James Atchison had been his son’s football coach since he was 8 years old and coached his daughter in every sport, from track to basketball to soccer.

“I think if my brother could be here, he would probably say we both agree that our best years with him was probably being coached by him,” Evelyn Atchison, a 16-year-old student at Morro Bay High School, said Wednesday. “Just being able to share those memories.”

“I always told him you are very lucky because not too many people find their niche,” Elizabeth Atchison said. “Not many people know what their purpose in life is. I told him, ‘You have always had this.’ 

James Atchison felt lucky to be alive, according to his wife, following a 2009 lung infection that landed him in the intensive care unit.

“He made it through, and I think after that he just lived his life to the fullest even more,” Elizabeth, 39, said. “He wanted to ride motorcycles, he wanted to go do stuff, he wanted to coach football so he could live the way he wanted to.”

The Atchison family thinks James Atchison would want to go out big — just the way he lived his life — so they decided the perfect place to hold his celebration of life ceremony would be at the Morro Bay High School football field. The celebration, which is scheduled for 4 p.m. on Oct. 23, is open to all family and friends. Anyone who wishes to donate to the family ahead of the service can visit their Go Fund Me page. More than $7,000 has been donated in the last five days.
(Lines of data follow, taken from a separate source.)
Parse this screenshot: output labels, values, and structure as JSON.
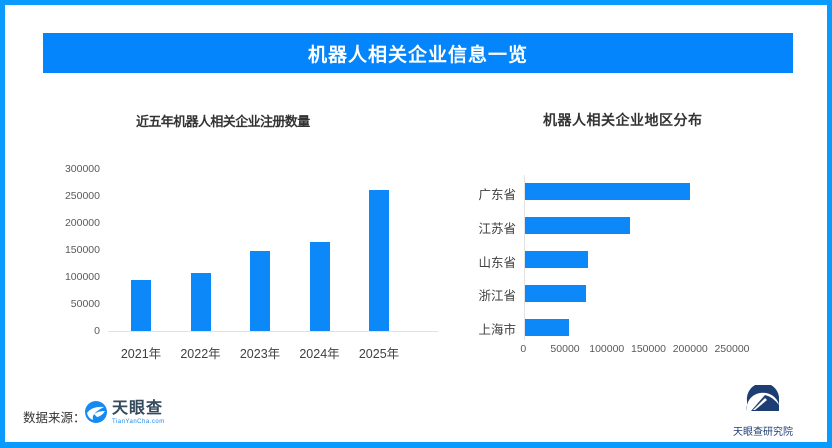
{
  "header": {
    "title": "机器人相关企业信息一览"
  },
  "footer": {
    "source_label": "数据来源：",
    "logo_name": "天眼查",
    "logo_sub": "TianYanCha.com"
  },
  "corner_logo": {
    "text": "天眼查研究院"
  },
  "colors": {
    "frame_blue": "#099bfd",
    "banner_blue": "#0485fb",
    "bar_blue": "#0d88f8",
    "navy": "#1d3e73"
  },
  "chart_data": [
    {
      "type": "bar",
      "orientation": "vertical",
      "title": "近五年机器人相关企业注册数量",
      "categories": [
        "2021年",
        "2022年",
        "2023年",
        "2024年",
        "2025年"
      ],
      "values": [
        95000,
        107000,
        148000,
        164000,
        261000
      ],
      "xlabel": "",
      "ylabel": "",
      "ylim": [
        0,
        300000
      ],
      "yticks": [
        0,
        50000,
        100000,
        150000,
        200000,
        250000,
        300000
      ],
      "grid": false,
      "legend": "none"
    },
    {
      "type": "bar",
      "orientation": "horizontal",
      "title": "机器人相关企业地区分布",
      "categories": [
        "广东省",
        "江苏省",
        "山东省",
        "浙江省",
        "上海市"
      ],
      "values": [
        198000,
        126000,
        75000,
        73000,
        53000
      ],
      "xlabel": "",
      "ylabel": "",
      "xlim": [
        0,
        250000
      ],
      "xticks": [
        0,
        50000,
        100000,
        150000,
        200000,
        250000
      ],
      "grid": false,
      "legend": "none"
    }
  ]
}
“People have been dropping off food and cards. I’ve just never heard of this before,” Elizabeth Atchison said. “They have rallied around us so much. I will forever be so grateful to everybody at his high school and his job.”
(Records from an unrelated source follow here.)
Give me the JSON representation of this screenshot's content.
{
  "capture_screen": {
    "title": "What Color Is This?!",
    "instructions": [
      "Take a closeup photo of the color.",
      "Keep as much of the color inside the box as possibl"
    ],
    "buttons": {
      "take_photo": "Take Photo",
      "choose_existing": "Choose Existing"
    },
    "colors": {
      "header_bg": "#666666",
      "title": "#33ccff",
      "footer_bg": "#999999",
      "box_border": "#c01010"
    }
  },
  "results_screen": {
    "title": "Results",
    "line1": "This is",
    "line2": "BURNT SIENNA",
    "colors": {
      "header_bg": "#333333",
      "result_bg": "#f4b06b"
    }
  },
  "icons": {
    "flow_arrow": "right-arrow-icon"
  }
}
Though Elizabeth Atchison appreciates all of the donations and kind words, she hopes his legacy lives on through others.

“He felt a drive to help others. It was his mission. It was his purpose in life so he would want to see that again,” Elizabeth Atchison said. “He would want every life that he ever touched, for them to learn from it and for them to pay it forward. You can’t have somebody touch your life like that and not want to do it for another child.”